Figure 5: Maximum likelihood ancestral state reconstructions of four representative floral characters.
figure 5

The pie charts at the centre of the figure indicate the proportional likelihoods for reconstructed ancestral states at 15 key nodes (here we optimized the characters on the maximum clade credibility tree from the C series; for complete results, see Supplementary Data 1 and Supplementary Data 14–23). Grey branches denote missing, inapplicable or polymorphic data. (a) Ovary position (character 102_B). (b) Fusion of perianth (character 204_A). (c) Symmetry of perianth (character 207_B). (d) Number of perianth whorls (character 231_A).

What does this scenario of early whorl reduction tell us about the evolutionary forces at play? We propose that early reduction in the number of whorls of ancestral flowers presented selective advantages that eventually led to the extinction of its original, multiparted floral groundplan.
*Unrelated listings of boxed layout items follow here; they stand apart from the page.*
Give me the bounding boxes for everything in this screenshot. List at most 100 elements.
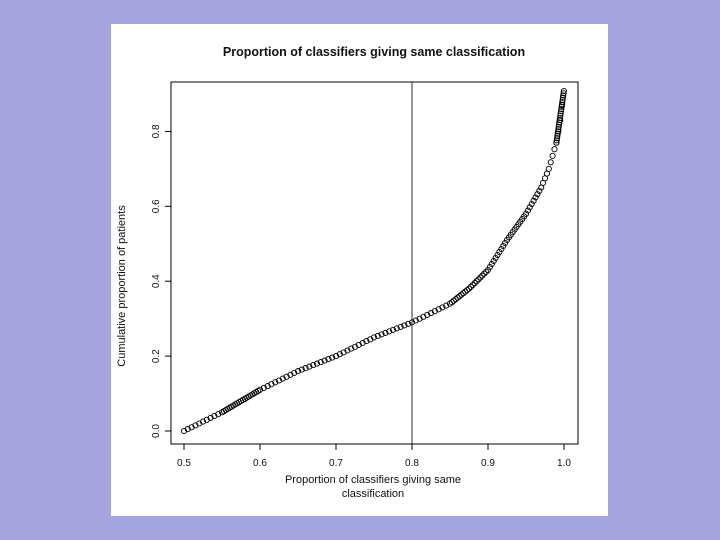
- x-tick-label: 0.6: [253, 458, 267, 469]
- data-point: [367, 336, 374, 343]
- x-tick-label: 0.9: [481, 458, 495, 469]
- data-point: [465, 285, 473, 292]
- chart-figure: Proportion of classifiers giving same cl…: [111, 24, 608, 516]
- data-point: [456, 293, 463, 300]
- data-point: [287, 371, 294, 378]
- data-point: [460, 290, 467, 297]
- data-point: [530, 197, 537, 204]
- data-point: [427, 310, 435, 317]
- data-point: [184, 426, 191, 433]
- scatter-plot: Proportion of classifiers giving same cl…: [116, 45, 579, 500]
- y-tick-label: 0.0: [151, 424, 162, 438]
- data-points: [180, 87, 567, 435]
- data-point: [554, 130, 561, 137]
- data-point: [458, 291, 465, 298]
- data-point: [188, 424, 195, 431]
- data-point: [547, 159, 554, 166]
- data-point: [473, 278, 480, 285]
- data-point: [559, 96, 566, 104]
- data-point: [317, 359, 324, 366]
- data-point: [532, 194, 539, 201]
- data-point: [558, 103, 565, 110]
- data-point: [481, 270, 488, 277]
- data-point: [522, 210, 530, 217]
- data-point: [490, 257, 497, 265]
- data-point: [203, 416, 210, 423]
- data-point: [488, 260, 495, 268]
- data-point: [452, 296, 459, 303]
- data-point: [553, 139, 560, 146]
- data-point: [291, 369, 298, 377]
- data-point: [340, 349, 347, 356]
- x-axis-label-line-1: Proportion of classifiers giving same: [285, 474, 461, 486]
- data-point: [553, 137, 560, 144]
- data-point: [500, 242, 507, 250]
- y-tick-label: 0.2: [151, 349, 162, 363]
- data-point: [192, 422, 199, 429]
- data-point: [272, 379, 279, 386]
- data-point: [294, 368, 302, 375]
- data-point: [431, 308, 438, 315]
- data-point: [555, 123, 562, 131]
- data-point: [313, 360, 321, 367]
- data-point: [557, 110, 564, 117]
- data-point: [494, 251, 501, 259]
- data-point: [279, 375, 286, 382]
- data-point: [560, 87, 567, 95]
- chart-title: Proportion of classifiers giving same cl…: [223, 45, 525, 59]
- data-point: [439, 304, 446, 311]
- data-point: [260, 384, 267, 391]
- y-tick-label: 0.6: [151, 199, 162, 213]
- data-point: [275, 377, 283, 384]
- data-point: [386, 328, 393, 335]
- data-point: [435, 306, 442, 313]
- data-point: [306, 363, 313, 370]
- data-point: [477, 274, 484, 281]
- data-point: [486, 263, 493, 271]
- data-point: [310, 362, 317, 369]
- y-tick-label: 0.4: [151, 274, 162, 288]
- data-point: [492, 254, 499, 262]
- data-point: [420, 313, 427, 320]
- data-point: [424, 311, 431, 318]
- data-point: [215, 411, 222, 418]
- data-point: [264, 383, 271, 390]
- data-point: [559, 99, 566, 106]
- data-point: [363, 338, 370, 345]
- data-point: [556, 114, 564, 122]
- data-point: [355, 341, 362, 348]
- x-tick-label: 1.0: [557, 458, 571, 469]
- data-point: [207, 414, 214, 421]
- data-point: [389, 326, 397, 333]
- data-point: [560, 92, 567, 99]
- data-point: [560, 90, 567, 97]
- data-point: [329, 354, 336, 361]
- data-point: [502, 239, 509, 247]
- data-point: [496, 248, 503, 256]
- data-point: [348, 345, 355, 352]
- data-point: [536, 187, 543, 194]
- data-point: [412, 317, 419, 324]
- data-point: [555, 126, 562, 133]
- data-point: [556, 117, 563, 124]
- data-point: [454, 294, 461, 301]
- data-point: [534, 191, 541, 198]
- data-point: [559, 94, 566, 101]
- data-point: [211, 412, 218, 420]
- data-point: [549, 152, 556, 159]
- data-point: [405, 320, 412, 327]
- data-point: [382, 329, 389, 336]
- data-point: [401, 322, 408, 329]
- data-point: [397, 323, 404, 330]
- data-point: [551, 146, 558, 153]
- x-tick-label: 0.5: [177, 458, 191, 469]
- data-point: [446, 300, 454, 307]
- data-point: [545, 165, 552, 172]
- data-point: [528, 200, 535, 208]
- data-point: [558, 101, 565, 108]
- data-point: [359, 339, 366, 347]
- data-point: [302, 365, 309, 372]
- data-point: [526, 204, 533, 211]
- data-point: [256, 386, 264, 393]
- data-point: [467, 283, 474, 290]
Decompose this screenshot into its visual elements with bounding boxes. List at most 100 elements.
First, both the protective function of the perianth and its role in pollinator attraction could be achieved through fewer organ whorls, potentially explaining the progressive loss or merging of whorls. Second, it is possible that a reduced number of perianth whorls facilitated the divergence and canalization of genetic programs among whorls, leading to the strong perianth differentiation into sepals and petals that is characteristic of most members of Pentapetalae13. Third, a reduced number of whorls may have been a prerequisite for secondary elaboration of floral structure (for example, bilateral symmetry, fusion of organs; Fig. 5), which led to the wide diversity of floral forms and pollination strategies observed in contemporary flowers25. In particular, a reduced number of whorls may have been selected for because it facilitated the close spatial and functional association of organs leading to a higher level of functional complexity34. This process, known as synorganization, is thought to have increased pollination efficiency and helped trigger some of the most spectacular radiations in angiosperms, such as the Asteraceae and Orchidaceae35.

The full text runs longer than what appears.